It's quite literally like you didn't read the post you're responding to. Caesar's goal was to actually conquer the NCR and create a synthesis. The Legion as the sole existing hierarchy was meant to
die from it, and become a standing army to a literal empire. Lanius was never intended to become Caesar, and it's ridiculous to think that Caesar wouldn't have known that the Legion itself would crumble without him, unless he actually conquered the NCR before he died.
as Ulysses points out, without the NCR, the Legion would aslo turn on itself. Like the Roman empire, once there were no more enemies to conquer, it all crumbled, because the internal fighting took the place of the "external" fighting for expansion.
First of all, again, The Legion was not intended to be the government of a conquered NCR, but more importantly, have you ever even opened a history book?
The Roman Empire hardly
turned on itself, and under the Empire, Rome enjoyed it's longest period of uninterrupted peace and prosperity, for 200 years. The internal strife of Rome was not primarily military or a matter of violent unrest, and it sure as hell wasn't because of the legions turning on themselves. Rome fell due to a combination of subversive cultural influences (Christianity, primarily, eroding the old order), ethnic migration & change (primarily from the north and from slave liberalization) and violent foreign pressure (partially from the north, but Germanic invaders actually supplanted the ruling class but maintained the Empire; southern and eastern invaders did not, but relentlessly engaged with the Empire).
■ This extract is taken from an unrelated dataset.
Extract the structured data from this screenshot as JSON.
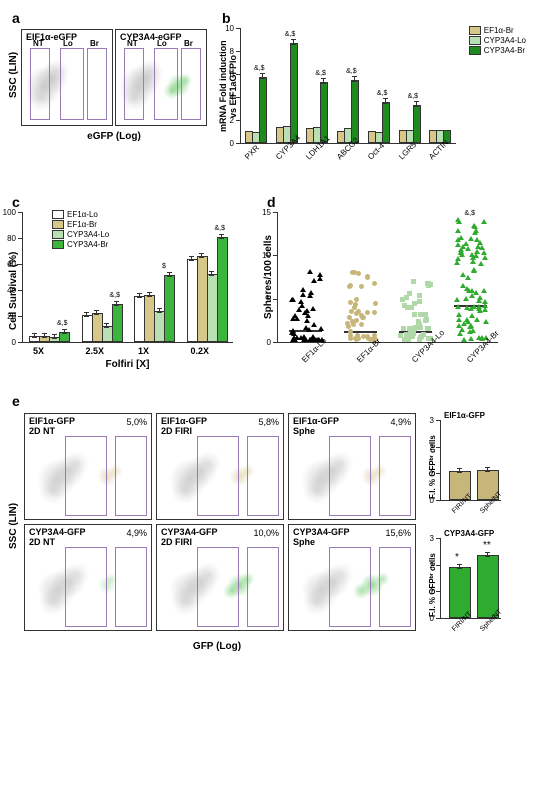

If anything, that's the point of this scenario in Fallout; that the NCR represents the corrupt and failing Roman Republic, with it's infinite fronts and it's poor management, trying to relive lost glories, whereas Caesar is the proverbial Caesar that crosses the Rubicon to return to his home, to dispose of the incompetent elite. And despite Caesar explaining this to you in detail, you're sitting here, pretending like the real-life historical Caesar went into Rome and established a complete military dictatorship for 200 years, where his soldiers were free to pillage forever, as if this constituted some perpetual front-line. It's absolutely absurd.